Many times I have gone down to Lambert Landing in St. Paul to see the Delta Queen on its arrival. I have been fortunate to go aboard and see how well the Queen is made the Teak and Mahogany woodwork and the brass that just shines and shines. The big paddle wheel that pushes the Queen through the water and the calliope playing music by steam power makes this a sight to see. I have never been able to see the Delta Queen running on the river. I always was working when it went by, but this trip was going to be different. It was departing St. Paul at 8:00 pm on the twenty-second and I was in great anticipation to see it moving on the river.
This trip was special too. It was the last time the Delta Queen would be coming to St. Paul. Congress would not give the Queen an extension on a safety law that they passed which prohibits vessels with wooden structures to carry passengers overnight. The Queen has a steel structured hull, but its super structure is wood. How Congress ever included the Delta Queen in the safety at sea law I don't know, but November 2, 1970 was the last day it was allowed to run on the river as an overnight passenger steamer.
On the day She arrived I told the wife to have an early supper and we would take the kids to see the Delta Queen. As we came near the landing I could see that a lot of people had come to see the Queen, just as I was doing. In fact, it was so crowded it reminded me of some of the steam engine shows we had gone to the past year; many people coming to see something of the past. After driving one half hour to find a parking place and not finding one, the wife and I decided we would go home and try the next night when it departs for what would be its last time in St. Paul.
I decided to go to Lambert Landing at 7:00 pm the evening She would be leaving. Departure time was 8:00 pm. I was sure it would be exciting to see the Queen leaving and moving down the river. Well the Queen never let us down! There were many more people there this time. The paper said over three thousand came to give their last salute to this Great Lady. Parking was almost impossible except on the street which was a thoroughfare and no parking on it. But tonight was different! So many cars were parked on the street that it would have been impossible to tag all of them. I commend the Police Department for the good job in keeping one lane open for traffic, and still letting the people stop who came to see the Queen.
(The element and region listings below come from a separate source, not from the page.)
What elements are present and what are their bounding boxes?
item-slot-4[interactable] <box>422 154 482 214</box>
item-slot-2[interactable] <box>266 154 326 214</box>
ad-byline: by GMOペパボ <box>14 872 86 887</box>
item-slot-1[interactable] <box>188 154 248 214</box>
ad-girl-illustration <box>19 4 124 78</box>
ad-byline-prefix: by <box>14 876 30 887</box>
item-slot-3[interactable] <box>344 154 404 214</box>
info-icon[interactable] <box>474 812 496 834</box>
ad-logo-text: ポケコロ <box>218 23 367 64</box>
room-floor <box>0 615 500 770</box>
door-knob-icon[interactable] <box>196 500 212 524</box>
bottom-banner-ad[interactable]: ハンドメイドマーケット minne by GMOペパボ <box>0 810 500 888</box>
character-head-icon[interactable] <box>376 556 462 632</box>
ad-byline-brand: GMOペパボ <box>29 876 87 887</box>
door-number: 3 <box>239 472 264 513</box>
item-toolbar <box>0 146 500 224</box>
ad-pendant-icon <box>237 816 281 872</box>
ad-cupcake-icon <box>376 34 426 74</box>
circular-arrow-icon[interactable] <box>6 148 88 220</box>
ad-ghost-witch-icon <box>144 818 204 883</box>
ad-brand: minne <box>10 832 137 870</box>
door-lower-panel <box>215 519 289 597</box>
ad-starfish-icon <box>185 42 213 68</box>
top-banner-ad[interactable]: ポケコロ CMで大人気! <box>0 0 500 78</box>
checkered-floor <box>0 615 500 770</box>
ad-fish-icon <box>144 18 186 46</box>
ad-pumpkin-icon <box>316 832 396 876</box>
What a sight it was! It was misting that night and a light haze covered the river. By the Queen, bands were playing, people were singing and dancing. Every one was in a state of excitement. Pictures were being taken. As the tow boats passed by, their whistles blasted a salute to the Queen. The calliope was playing songs such as; 01 Lang Syne, Minnesota's Hats off to Thee, and many other old-songs connected with the river. As the steam would come out of the calliope, different colored lights would show the steam in different colors.
Standing there watching this I got to thinking how in this world could there be people who want to stop this great steamer from operating on the inland waterways?
Now the time had come for Her to leave and as she backed into the main channel, whistle blowing and calliope still playing, she left St. Paul in a true send off. As we drove back to St. Paul Park, our home, I said to the wife, 'You know, we could still get one more look at Her as She went through St. Paul Park Bridge.' It wouldn't take her long to get there, so we did.
The night was very quiet and as it came into view the search lights scanned the banks. You couldn't even hear the Queen as she slipped through the night. Then the long blast of the whistle for the bridge. As she came by it was so quiet you could hear the people on board talking and hollering to the people on shore. The paddle wheel was stopped as it coasted toward the bridge. As the bridge opened, the paddle wheel began to move and soon she was out of sight.
That was the way it was all the way down the river clear to New Orleans as the paper said. No matter what time of the day or night, midnight or daylight, when the Queen would go through the locks or dams on the Mississippi, people were standing on the banks to see Her as She would go by.
Just to see Her and hear the whistle as it slipped quietly by is a sight I will never forget.
Incidentally, this trip was sold out for over a year. And if you never had a ride on the Delta Queen or have not seen it, write a letter to your Congressman to save the Delta Queen.